House Panel Votes to End Bank Ownership Barriers
WASHINGTON -- The House Banking Committee voted decisively on Wednesday to repeal the laws that prevent banks from owning or affiliating with commercial and industrial companies.
If the measure is adopted, it will mark a historic break from the seperation of banking and other lines of commerce - an industry structure forged by the Depression-era Glass-Steagall Act and Bank Holding Company Act of 1956.
Banks Could Diversify
Industrial giants like General Motors Corp. and International Business Machines Corp. would be able to acquire banks, and commercial banks, in turn, would be able to reorganize their parent companies to diversify into any business they choose.
The committee's 32-to-20 vote was a major victory for the Bush administration, which fought a hard, uphill battle to include the repeal of ownership restrictions in its comprehensive reform proposal. The idea was widely proclaimed "dead on arrival" earlier this year when the Treasury Department floated it.
Several lawmakers who voted for it agreed with the Treasury's argument that eliminating the restrictions would bring badly needed capital into the industry.
However, the proposal still faces difficult tests. The Senate Banking Committee is believed to be more skeptical than its House counterpart. And the House Energy and Commerce Committee, which is expected to review the measure before it goes to the floor, is likely to opposed it.
A Bargaining Chip
The Treasury could use its victory as a bargaining chip with the Energy and Commerce committee, said Kenneth Guenther, executive vice president of the Independent Bankers Association of America, which wants to maintain the separation between banking and commerce. The treasury may now have leverage to influence other provisions, such as the terms under which banks would be permitted to underwrite and sell securities.
Mr. Guenther added that House Speaker Thomas S. Foley, in meeting with IBAA representatives Tuesday, said he intended to let many of the more important controversies be decided on the House floor.
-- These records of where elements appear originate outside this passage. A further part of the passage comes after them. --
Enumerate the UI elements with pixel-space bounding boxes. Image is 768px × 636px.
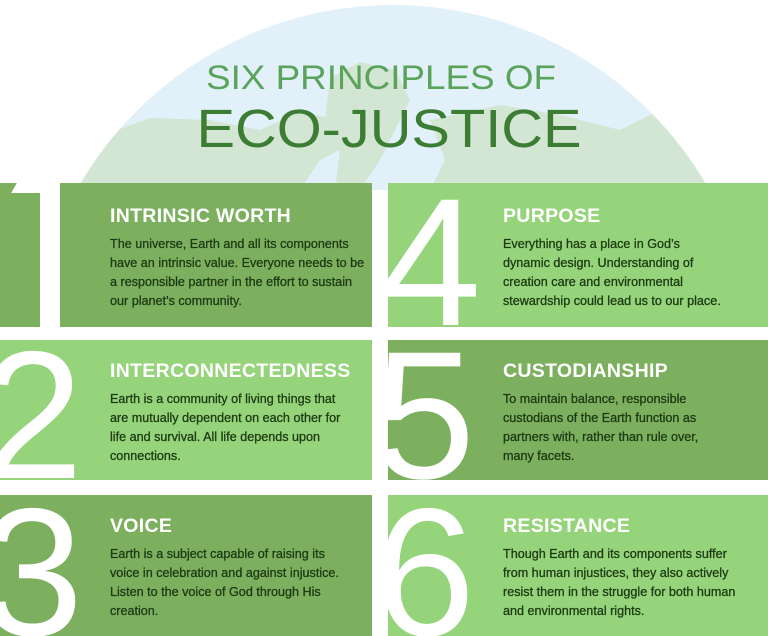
text: Everything has a place in God’s (503, 237, 680, 251)
text: Earth is a subject capable of raising its voice in celebration and against injustice. Listen to the voice of God through His creation. (110, 547, 339, 618)
panel: 3 voice (0, 495, 372, 636)
text (110, 205, 364, 308)
text: RESISTANCE (503, 515, 630, 537)
text (503, 360, 698, 463)
title (196, 59, 582, 159)
text: VOICE (110, 515, 172, 537)
text: Earth is a community of living things that are mutually dependent on each other for life and survival. All life depends upon connections. (110, 392, 340, 463)
text: Though Earth and its components suffer from human injustices, they also actively resist them in the struggle for both human and environmental rights. (503, 547, 735, 618)
text: dynamic design. Understanding of (503, 256, 693, 270)
panel: 4 purpose (388, 183, 768, 327)
text: stewardship could lead us to our place. (503, 294, 721, 308)
title: ECO-JUSTICE (196, 99, 582, 159)
globe (80, 5, 706, 190)
panel: 1 intrinsic worth (0, 183, 372, 327)
title: SIX PRINCIPLES OF (206, 59, 556, 97)
numeral 1 (11, 183, 60, 327)
text: creation care and environmental (503, 275, 683, 289)
text: PURPOSE (503, 205, 600, 227)
text (110, 515, 339, 618)
text: To maintain balance, responsible custodians of the Earth function as partners with, rather than rule over, many facets. (503, 392, 698, 463)
panel: 2 interconnectedness (0, 340, 372, 480)
panel: 5 custodianship (388, 340, 768, 480)
text: The universe, Earth and all its components have an intrinsic value. Everyone needs to be a responsible partner in the effort to sustain our planet’s community. (110, 237, 364, 308)
panel: 6 resistance (388, 495, 768, 636)
text: CUSTODIANSHIP (503, 360, 668, 382)
text (503, 515, 735, 618)
globe background with title (80, 5, 706, 190)
text (110, 360, 351, 463)
text: INTERCONNECTEDNESS (110, 360, 351, 382)
text: INTRINSIC WORTH (110, 205, 291, 227)
text (503, 205, 721, 308)
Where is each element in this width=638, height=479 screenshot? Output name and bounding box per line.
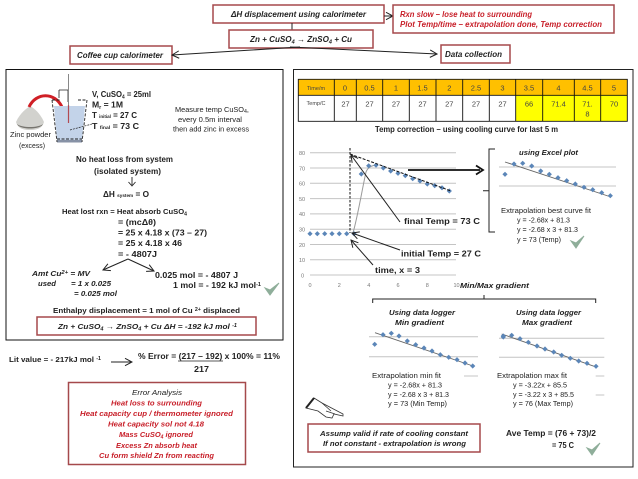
text: amount of copper: = 0.025 mol [74, 291, 118, 298]
text: amount of copper: = MV [68, 271, 92, 278]
chart: temperature vs time with cooling curve: 50 [299, 197, 305, 203]
text: quantities: r [99, 105, 101, 111]
heading: min gradient [389, 308, 456, 327]
table: time and temperature: 0.5 [364, 84, 375, 92]
table: time and temperature: 71.4 [551, 100, 566, 108]
table: time and temperature: 70 [610, 100, 618, 108]
chart: temperature vs time with cooling curve: 60 [299, 182, 305, 188]
arrow: initial temp [352, 233, 400, 250]
chart: temperature vs time with cooling curve: 0 [308, 283, 312, 289]
heading: max gradient: Max gradient [522, 318, 573, 327]
box: assumption [308, 424, 480, 452]
box: error analysis: Excess Zn absorb heat [116, 441, 197, 450]
text: heat calculation [62, 207, 207, 259]
chart: temperature vs time with cooling curve: 8 [426, 283, 429, 289]
text: heat calculation: = (mcΔθ) [118, 218, 156, 227]
text: amount of copper: = 1 x 0.025 [71, 281, 111, 288]
text: average temperature: Ave Temp = (76 + 73)/2 [506, 429, 597, 438]
text: measure temperature note: , [247, 107, 249, 114]
arrow: to data collection [290, 47, 437, 54]
table: time and temperature: 27 [498, 100, 507, 108]
text: Excel fit equations: y = -2.68 x 3 + 81.3 [517, 227, 578, 234]
box: enthalpy result: 4 [99, 326, 104, 332]
label: zinc powder [10, 132, 52, 150]
text: quantities: = 25ml [125, 90, 151, 99]
box: reaction equation: + Cu [332, 35, 352, 44]
text: amount of copper: Amt Cu [32, 271, 57, 278]
chart: max gradient fit [499, 334, 604, 395]
text: quantities: V, CuSO [92, 90, 123, 99]
box: error analysis: Error Analysis [132, 388, 182, 397]
text: heat calculation: Heat lost rxn = Heat absorb CuSO [62, 207, 182, 216]
label: zinc powder: (excess) [19, 143, 45, 150]
label: zinc powder: Zinc powder [10, 132, 52, 139]
text: heat calculation: = 25 x 4.18 x (73 – 27) [118, 228, 207, 238]
arrow: big arrow to Excel plot [408, 166, 483, 174]
text: average temperature: = 75 C [552, 441, 574, 450]
table: time and temperature: 4 [556, 84, 561, 92]
table: time and temperature [298, 79, 627, 121]
box: conditions [393, 5, 614, 33]
box: enthalpy result: Zn + CuSO [58, 322, 97, 331]
bracket: Excel plot [483, 149, 495, 232]
chart: min gradient fit [369, 333, 478, 376]
table: time and temperature: 8 [585, 110, 590, 118]
box: assumption: Assump valid if rate of cooling constant [319, 429, 469, 438]
box: enthalpy result [37, 317, 256, 335]
text: Excel fit equations: y = 73 (Temp) [517, 237, 561, 244]
icon: check mark [587, 443, 600, 455]
table: time and temperature: 27 [341, 100, 350, 108]
label: final temp: final Temp = 73 C [404, 217, 480, 226]
box: error analysis: Heat capacity cup / thermometer ignored [80, 409, 233, 418]
text: literature value: -1 [96, 356, 101, 362]
text: enthalpy definition: 2+ [195, 307, 201, 313]
text: enthalpy definition: Enthalpy displacement = 1 mol of Cu [53, 306, 184, 315]
chart: temperature vs time with cooling curve: 30 [299, 228, 305, 234]
icon: beaker with thermometer [52, 74, 92, 142]
box: reaction equation: Zn + CuSO [250, 35, 291, 44]
box: conditions: Plot Temp/time – extrapolation done, Temp correction [400, 20, 602, 29]
chart: temperature vs time with cooling curve: 10 [454, 283, 460, 289]
text: max fit equations [497, 373, 574, 408]
chart: temperature vs time with cooling curve: 2 [338, 283, 341, 289]
text: percent error [138, 352, 280, 374]
text: per mole enthalpy: 0.025 mol = - 4807 J [155, 271, 238, 280]
text: measure temperature note: every 0.5m interval [178, 117, 242, 124]
icon: zinc powder pile [16, 106, 44, 130]
chart: temperature vs time with cooling curve: 0 [301, 273, 304, 279]
text: measure temperature note: then add zinc in excess [173, 126, 250, 134]
box: enthalpy result: → ZnSO [103, 322, 138, 331]
text: percent error: 217 [194, 365, 210, 374]
arrow: time [351, 240, 373, 265]
text: quantities: 4 [122, 94, 125, 100]
text: measure temperature note: Measure temp CuSO [175, 107, 241, 114]
box: error analysis: 4 [160, 434, 164, 440]
text: per mole enthalpy [155, 271, 261, 290]
heading: min/max gradient: Min/Max gradient [460, 281, 530, 290]
table: time and temperature: 1 [394, 84, 398, 92]
text: enthalpy definition: displaced [201, 306, 240, 315]
text: min fit equations: y = -2.68 x 3 + 81.3 [388, 392, 449, 399]
text: max fit equations: Extrapolation max fit [497, 373, 567, 380]
text: literature value: Lit value = - 217kJ mol [9, 355, 89, 364]
icon: red arrow adding zinc [29, 96, 62, 107]
table: time and temperature: 71. [582, 100, 593, 108]
text: quantities: T initial = 27 C [92, 111, 137, 120]
text: min fit equations [372, 373, 449, 408]
text: quantities: T final = 73 C [92, 122, 139, 131]
chart: temperature vs time with cooling curve: 40 [299, 212, 305, 218]
heading: min gradient: Min gradient [395, 318, 445, 327]
text: heat calculation: = - 4807J [118, 250, 157, 259]
text: min fit equations: y = -2.68x + 81.3 [388, 382, 442, 390]
text: isolated system [76, 155, 173, 199]
table: time and temperature: 27 [472, 100, 480, 108]
text: max fit equations: y = -3.22x + 85.5 [513, 382, 567, 390]
table: time and temperature: 27 [418, 100, 427, 108]
box: enthalpy result: + Cu ΔH = -192 kJ mol [141, 322, 232, 331]
arrow: split right [128, 259, 154, 271]
heading: max gradient [516, 308, 582, 327]
bracket: min and max [373, 295, 596, 303]
panel: coffee cup calorimeter working [6, 70, 283, 340]
chart: temperature vs time with cooling curve: 20 [299, 243, 305, 249]
text: measure temperature note [173, 107, 250, 134]
text: min fit equations: Extrapolation min fit [372, 373, 441, 380]
box: error analysis: Heat capacity sol not 4.18 [108, 420, 205, 428]
arrow: to coffee cup [172, 47, 300, 55]
panel: data collection and temperature correction [294, 70, 633, 467]
text: isolated system: No heat loss from system [76, 155, 173, 164]
table: time and temperature: 5 [612, 84, 616, 92]
table: time and temperature: 27 [365, 100, 374, 108]
chart: Excel best fit [499, 162, 616, 197]
box: reaction equation: 4 [291, 40, 295, 46]
text: isolated system: (isolated system) [94, 167, 161, 176]
text: Excel fit equations: Extrapolation best curve fit [501, 208, 591, 215]
table: time and temperature: 27 [445, 100, 453, 108]
box: delta H displacement: ΔH displacement using calorimeter [230, 10, 367, 19]
arrow: to conditions box [384, 15, 393, 17]
arrow: final temp [351, 155, 400, 222]
text: amount of copper [31, 270, 118, 298]
box: enthalpy result: -1 [232, 323, 237, 329]
text: percent error: % Error = (217 – 192) x 100% = 11% [138, 352, 280, 361]
table: time and temperature: 2 [447, 84, 451, 92]
icon: pointing hand [306, 398, 343, 418]
box: error analysis: ignored [163, 430, 193, 439]
arrow: to reaction equation [291, 23, 293, 37]
text: quantities [92, 90, 151, 131]
chart: temperature vs time with cooling curve [299, 148, 460, 289]
heading: min gradient: Using data logger [389, 308, 456, 317]
text: max fit equations: y = 76 (Max Temp) [513, 401, 573, 408]
icon: check mark [571, 236, 584, 248]
text: measure temperature note: 4 [244, 109, 247, 115]
arrow: to percent error [111, 361, 132, 363]
text: isolated system: ΔH system = O [103, 190, 149, 199]
table: time and temperature: Temp/C [307, 101, 326, 107]
text: heat calculation: 4 [184, 212, 187, 218]
heading: temp correction: Temp correction – using cooling curve for last 5 m [375, 125, 558, 134]
text: per mole enthalpy: -1 [256, 282, 261, 288]
box: data collection: Data collection [445, 50, 502, 59]
table: time and temperature: 66 [525, 100, 533, 108]
box: reaction equation: 4 [328, 40, 332, 46]
table: time and temperature: Time/m [307, 86, 325, 92]
box: coffee cup calorimeter [70, 46, 172, 64]
text: max fit equations: y = -3.22 x 3 + 85.5 [513, 392, 574, 399]
heading: max gradient: Using data logger [516, 308, 582, 317]
label: time: time, x = 3 [375, 266, 421, 275]
text: Excel fit equations: y = -2.68x + 81.3 [517, 218, 570, 224]
box: data collection [441, 45, 510, 63]
text: average temperature [506, 429, 597, 450]
box: conditions: Rxn slow – lose heat to surrounding [400, 10, 532, 19]
chart: temperature vs time with cooling curve: 6 [396, 283, 400, 289]
table: time and temperature: 4.5 [582, 84, 593, 92]
box: error analysis: Cu form shield Zn from reacting [99, 451, 214, 460]
box: coffee cup calorimeter: Coffee cup calorimeter [77, 51, 164, 60]
text: quantities: M [92, 100, 99, 110]
chart: temperature vs time with cooling curve: 80 [299, 151, 305, 157]
table: time and temperature: 1.5 [417, 84, 428, 92]
arrow: split left [103, 259, 128, 270]
box: delta H displacement [213, 5, 384, 23]
heading: using Excel plot: using Excel plot [519, 148, 579, 157]
table: time and temperature: 2.5 [471, 84, 481, 92]
table: time and temperature: 3.5 [524, 84, 534, 92]
text: min fit equations: y = 73 (Min Temp) [388, 401, 447, 408]
box: error analysis [68, 382, 246, 464]
text: Excel fit equations [501, 208, 591, 244]
box: error analysis: Mass CuSO [119, 430, 161, 439]
chart: temperature vs time with cooling curve: 70 [299, 166, 305, 172]
chart: temperature vs time with cooling curve: 10 [299, 258, 305, 264]
text: amount of copper: used [38, 281, 57, 288]
chart: temperature vs time with cooling curve: 4 [367, 283, 370, 289]
icon: check mark [265, 283, 279, 295]
box: reaction equation [229, 30, 373, 48]
box: enthalpy result: 4 [137, 326, 142, 332]
box: reaction equation: → ZnSO [295, 35, 330, 44]
label: initial temp: initial Temp = 27 C [401, 250, 481, 258]
box: error analysis: Heat loss to surrounding [111, 398, 202, 408]
table: time and temperature: 27 [392, 100, 400, 108]
box: assumption: If not constant - extrapolation is wrong [323, 439, 466, 448]
text: per mole enthalpy: 1 mol = - 192 kJ mol [173, 281, 249, 290]
text: heat calculation: = 25 x 4.18 x 46 [118, 239, 183, 248]
table: time and temperature: 3 [500, 84, 505, 92]
table: time and temperature: 0 [343, 84, 347, 92]
text: amount of copper: 2+ [60, 270, 68, 276]
text: quantities: = 1M [101, 100, 123, 110]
A congressman who sits on both the Banking and the Energy and Commerce panels - Rep. Jim Slattery, D-Kan. - denounced the proposal before Wednesday's vote, warning that bank regulators are not equal to the task of dealing with the large, complicated organizations that the bill would spawn.
Capital Need Questioned
Mr. Slattery also disputed proponents' argument about the need for capital. "There is not a capital shortage when you are talking about good, well-managed banks," he said. "There is a capital shortage when you talk about the deadbeats."
Rep. John D. Dingell, the Michigan Democrat who chairs Energy and Commerce, declined to comment on Wednesday's vote but said he expects the House leadership to give him as much time to work with the legislation as the banking committee was given.
The timing issue is important, because pressure is likely to build toward th end of the summer to split off measures recapitalizing the Bank Insurance Fund from the rest of the bill. The Treasury is concerned that without the BIF measure, Congress will feel no pressure to move on the broader package.
Some Converts Made
But the Treasury has shown itself capable of moving votes even on difficult issues. On the repeal of cross-ownership restrictions, the administration gained support from members who previously expressed opposition, including Rep. Chalmers Wylie, R-Ohio, and Rep. Bill McCollum, R-Fla.
Wednesday's vote came on an amendment offered by Rep. Jim Leach, R-Iowa, to strike the Treasury's language from the bill. He saw it as "an open invitation for every foreign enterprises to buy into American banks." If enacted, he said, it would encourage "Toyota and Nissan to buy into the American banking system."
Treasury's supporters argued that the banking-commerce barrier was breached long ago. Nonfinancial concerns such as Ford Motor Co. amd Sears, Roebuck and Co. have acquired companies active banking-related fields.
"AT&T wants me to have a credit card - not to charge telephone calls, but to charge anything," said Rep. Thomas R. Carper, D-Del. "Sears wants me to Discover America," he added, alluding to the retailer's general-purpose credit card.
Edward L. Yingling, chief lobbyist for the American Bankers Association, said the ABA urged the House Banking Committee to drop the administration provision from the bill, fearing it would add too much weight for the legislative package to carry.
Skeptical od Survival
"When I look at Energy and Commerce, and look at the Senate Banking Committee, its hard to believe this will survive," he added.
Also on Wednesday, the banking committee also ratified a compromise worked out with the Federal Reserve to limit access to the discount window.
Under the compromise, the Fed would be exposed to losses if it continued to lend to an unfercapitalized institution for more than 60 days.
The risk of losses is expected to prevent the Fed from using its discount window to keep weak institutions afloat, as critics charge it has done.